Cryptocurrencies have faced a lot of criticisms over the years for various reasons. One of the biggest criticisms is the amount of power it takes to mine crypto tokens. However, Soluna, a renewable power company might just change the mining game.
It is estimated that mining cryptocurrencies uses almost as much electricity as the whole of Ireland. Environmentalists have long complained about the effects of the ever-increasing cryptocurrency activities on the environment.
While this is a valid concern, several steps have been taken to cut down on cryptocurrencies power requirements including a purchase of a 37,000-acre in Morocco for the purpose of generating power for cryptocurrency mining.
Plans for Mining
The work on the site began over 9 years ago but after the management in charge of the project was changed, progress soon increased.
This project is being done in conjunction with a German wind-power firm ATLUS AG. The goal is to distribute power to a computer center that generates cryptocurrency.
This move is first in a number of plans to make crypto technology more energy friendly and renewable.
While the field will be producing up to 900 megawatts, the worldwide cryptocurrency network uses up to 2.55 Gigawatts of power.
The energy-intensive nature of crypto mining is perhaps one of the more difficult aspects of it and one that prevents many from mining in the first place.
It is extremely expensive as it drives up power cost exponentially and in some cases, eats into the profits of miners.
As a result of this, a good portion of crypto mining takes place in countries like China where power is cheaper.

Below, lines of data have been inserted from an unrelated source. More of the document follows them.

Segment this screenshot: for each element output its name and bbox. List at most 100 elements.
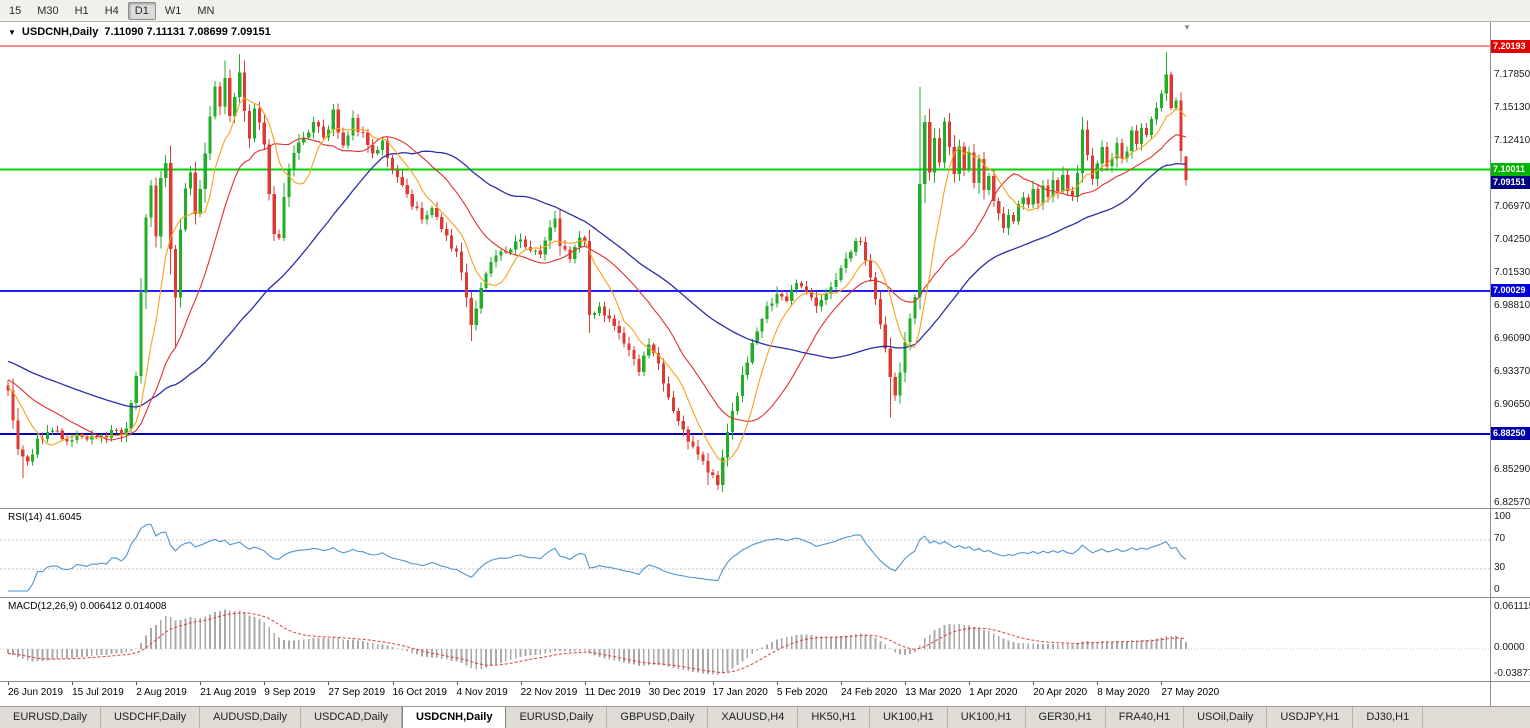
timeframe-button-h1[interactable]: H1 [74, 4, 89, 17]
rsi-axis-label: 100 [1494, 511, 1511, 522]
chart-tab-usdcnh[interactable]: USDCNH,Daily [402, 707, 507, 728]
timeframe-button-d1[interactable]: D1 [127, 1, 156, 20]
ma-medium-line [7, 134, 1187, 441]
chart-shift-marker-icon[interactable]: ▼ [1183, 23, 1191, 32]
macd-histogram [7, 609, 1187, 675]
timeframe-toolbar: 15 M30 H1 H4 D1 W1 MN [0, 0, 1530, 22]
chart-window: ▼ USDCNH,Daily 7.11090 7.11131 7.08699 7… [0, 22, 1530, 706]
time-axis-label: 24 Feb 2020 [841, 687, 898, 698]
time-axis[interactable]: 26 Jun 2019 15 Jul 2019 2 Aug 2019 21 Aug 2… [0, 681, 1490, 706]
macd-axis-label: 0.0000 [1494, 642, 1525, 653]
chart-tab-usoil[interactable]: USOil,Daily [1184, 707, 1268, 728]
time-axis-tick [1097, 682, 1099, 685]
time-axis-tick [8, 682, 9, 685]
time-axis-label: 15 Jul 2019 [72, 687, 124, 698]
chart-title: ▼ USDCNH,Daily 7.11090 7.11131 7.08699 7… [8, 26, 271, 38]
price-level-tag: 7.09151 [1491, 176, 1530, 190]
time-axis-label: 2 Aug 2019 [136, 687, 187, 698]
time-axis-tick [1161, 682, 1163, 685]
axis-separator [1491, 597, 1530, 598]
time-axis-label: 27 Sep 2019 [328, 687, 386, 698]
time-axis-label: 26 Jun 2019 [8, 687, 64, 698]
chart-tab-usdchf[interactable]: USDCHF,Daily [101, 707, 201, 728]
ma-fast-line [7, 97, 1187, 463]
chart-tab-xauusd[interactable]: XAUUSD,H4 [708, 707, 799, 728]
chart-tab-usdjpy[interactable]: USDJPY,H1 [1267, 707, 1354, 728]
price-axis-label: 7.04250 [1494, 233, 1530, 245]
chart-tab-uk100[interactable]: UK100,H1 [870, 707, 948, 728]
time-axis-tick [392, 682, 394, 685]
time-axis-label: 27 May 2020 [1161, 687, 1220, 698]
time-axis-tick [520, 682, 522, 685]
axis-separator [1491, 508, 1530, 509]
price-axis[interactable]: 7.17850 7.15130 7.12410 7.06970 7.04250 7.015… [1490, 22, 1530, 706]
price-level-tag: 6.88250 [1491, 427, 1530, 441]
time-axis-label: 4 Nov 2019 [456, 687, 508, 698]
timeframe-button-15[interactable]: 15 [9, 4, 22, 17]
macd-panel[interactable]: MACD(12,26,9) 0.006412 0.014008 [0, 597, 1490, 681]
time-axis-tick [969, 682, 971, 685]
symbol-collapse-icon[interactable]: ▼ [8, 27, 16, 37]
chart-tab-dj30[interactable]: DJ30,H1 [1353, 707, 1424, 728]
chart-tab-uk100[interactable]: UK100,H1 [948, 707, 1026, 728]
time-axis-label: 20 Apr 2020 [1033, 687, 1088, 698]
time-axis-label: 21 Aug 2019 [200, 687, 257, 698]
chart-tab-gbpusd[interactable]: GBPUSD,Daily [607, 707, 709, 728]
time-axis-label: 30 Dec 2019 [648, 687, 706, 698]
macd-axis-label: -0.03877 [1494, 668, 1530, 679]
chart-tab-hk50[interactable]: HK50,H1 [798, 707, 870, 728]
chart-tab-eurusd[interactable]: EURUSD,Daily [0, 707, 101, 728]
price-axis-label: 6.98810 [1494, 299, 1530, 311]
chart-ohlc-values: 7.11090 7.11131 7.08699 7.09151 [104, 26, 271, 38]
chart-tab-fra40[interactable]: FRA40,H1 [1106, 707, 1185, 728]
time-axis-tick [841, 682, 842, 685]
chart-tab-audusd[interactable]: AUDUSD,Daily [200, 707, 302, 728]
price-axis-label: 6.90650 [1494, 398, 1530, 410]
time-axis-tick [712, 682, 714, 685]
price-axis-label: 7.01530 [1494, 266, 1530, 278]
chart-tab-eurusd[interactable]: EURUSD,Daily [506, 707, 608, 728]
ma-slow-line [7, 150, 1187, 408]
price-axis-label: 7.15130 [1494, 101, 1530, 113]
timeframe-button-mn[interactable]: MN [197, 4, 215, 17]
timeframe-button-w1[interactable]: W1 [164, 4, 182, 17]
time-axis-tick [648, 682, 650, 685]
price-axis-label: 7.06970 [1494, 200, 1530, 212]
time-axis-label: 17 Jan 2020 [712, 687, 768, 698]
time-axis-tick [200, 682, 202, 685]
time-axis-label: 9 Sep 2019 [264, 687, 316, 698]
chart-tab-bar: EURUSD,Daily USDCHF,Daily AUDUSD,Daily USDC… [0, 706, 1530, 728]
price-axis-label: 6.85290 [1494, 463, 1530, 475]
rsi-axis-label: 30 [1494, 562, 1506, 574]
time-axis-tick [456, 682, 458, 685]
macd-signal-line [7, 612, 1187, 674]
price-axis-label: 6.93370 [1494, 365, 1530, 377]
main-chart-panel[interactable]: ▼ USDCNH,Daily 7.11090 7.11131 7.08699 7… [0, 22, 1490, 508]
timeframe-button-h4[interactable]: H4 [104, 4, 119, 17]
axis-separator [1491, 681, 1530, 682]
time-axis-label: 22 Nov 2019 [520, 687, 578, 698]
price-axis-label: 6.96090 [1494, 332, 1530, 344]
price-level-tag: 7.20193 [1491, 39, 1530, 53]
chart-tab-ger30[interactable]: GER30,H1 [1026, 707, 1106, 728]
time-axis-tick [776, 682, 778, 685]
time-axis-label: 11 Dec 2019 [584, 687, 641, 698]
horizontal-level-lines [0, 45, 1490, 435]
macd-chart [0, 609, 1490, 675]
time-axis-tick [136, 682, 138, 685]
chart-tab-usdcad[interactable]: USDCAD,Daily [301, 707, 403, 728]
candlestick-series [6, 52, 1188, 493]
time-axis-label: 8 May 2020 [1097, 687, 1150, 698]
time-axis-tick [905, 682, 907, 685]
rsi-line [8, 523, 1187, 592]
rsi-axis-label: 70 [1494, 532, 1506, 544]
time-axis-tick [1033, 682, 1035, 685]
time-axis-label: 5 Feb 2020 [776, 687, 828, 698]
rsi-chart [0, 523, 1490, 592]
macd-indicator-label: MACD(12,26,9) 0.006412 0.014008 [8, 601, 167, 612]
macd-axis-label: 0.061115 [1494, 601, 1530, 612]
time-axis-tick [264, 682, 266, 685]
timeframe-button-m30[interactable]: M30 [37, 4, 59, 17]
price-axis-label: 7.12410 [1494, 134, 1530, 146]
rsi-panel[interactable]: RSI(14) 41.6045 [0, 508, 1490, 597]
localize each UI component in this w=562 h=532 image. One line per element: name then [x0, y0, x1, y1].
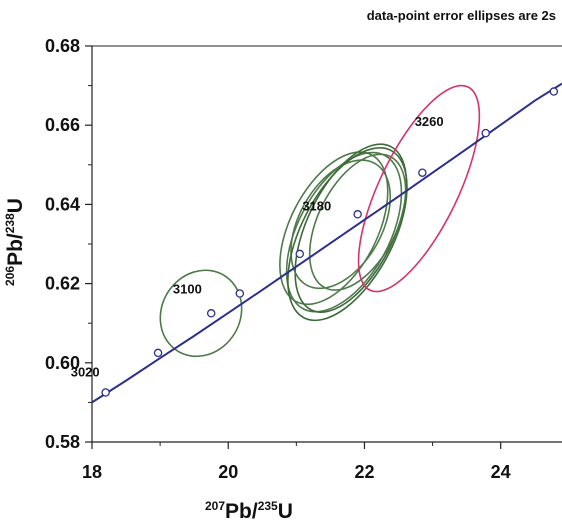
error-ellipse-note: data-point error ellipses are 2s [366, 8, 556, 23]
age-marker [418, 168, 427, 177]
y-title-base1: Pb/ [3, 233, 27, 266]
y-tick-label: 0.58 [45, 432, 80, 452]
age-label: 3180 [302, 198, 331, 213]
x-tick-label: 22 [354, 462, 374, 482]
error-ellipse [308, 153, 407, 291]
y-title-base2: U [3, 198, 27, 214]
error-ellipse [287, 147, 408, 322]
error-ellipse [159, 269, 243, 358]
x-tick-label: 18 [82, 462, 102, 482]
x-title-sup1: 207 [205, 499, 226, 513]
x-title-base2: U [277, 500, 293, 523]
age-marker [206, 309, 216, 318]
age-label: 3100 [173, 282, 202, 297]
concordia-curve [91, 82, 562, 404]
age-label: 3260 [415, 114, 444, 129]
age-marker [481, 128, 490, 138]
age-marker [353, 210, 362, 219]
y-tick-label: 0.64 [45, 194, 80, 214]
y-tick-label: 0.60 [45, 353, 80, 373]
error-ellipse [357, 84, 481, 293]
x-axis-title: 207Pb/235U [205, 500, 293, 524]
age-marker [235, 289, 245, 298]
x-tick-label: 20 [218, 462, 238, 482]
y-tick-label: 0.66 [45, 115, 80, 135]
error-ellipse [279, 151, 389, 306]
y-tick-label: 0.68 [45, 36, 80, 56]
x-tick-label: 24 [491, 462, 511, 482]
y-title-sup1: 206 [2, 265, 17, 286]
y-title-sup2: 238 [2, 213, 17, 234]
age-marker [153, 348, 163, 358]
y-axis-title: 206Pb/238U [2, 198, 28, 286]
y-tick-label: 0.62 [45, 274, 80, 294]
error-ellipse [290, 159, 392, 290]
error-ellipse [294, 143, 408, 313]
age-label: 3020 [71, 365, 100, 380]
x-title-sup2: 235 [257, 499, 278, 513]
age-marker [549, 87, 559, 96]
age-marker [101, 388, 110, 397]
x-title-base1: Pb/ [225, 500, 258, 523]
age-marker [295, 249, 305, 259]
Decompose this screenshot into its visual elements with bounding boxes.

However, this power is often produced through coal, which is counterproductive to environmentally friendly efforts being made by many countries in the western world.
Projects like these – power-generating plants dedicated to crypto token mining, could help significantly bring down the cost of mining as well as benefit the environment at the same time.
What’s the Goal?
For this alternative to be viable, the wind plant has to match the price of the currently existing sources of power that are favored by miners.
Its goal is to become as cheap as coal-derived energy in China.
CEO of Soluna, John Belizaire says,
“Assuming you can develop the power at the lowest cost, you by definition will always have the lowest cost, because no one is going to change your power price.”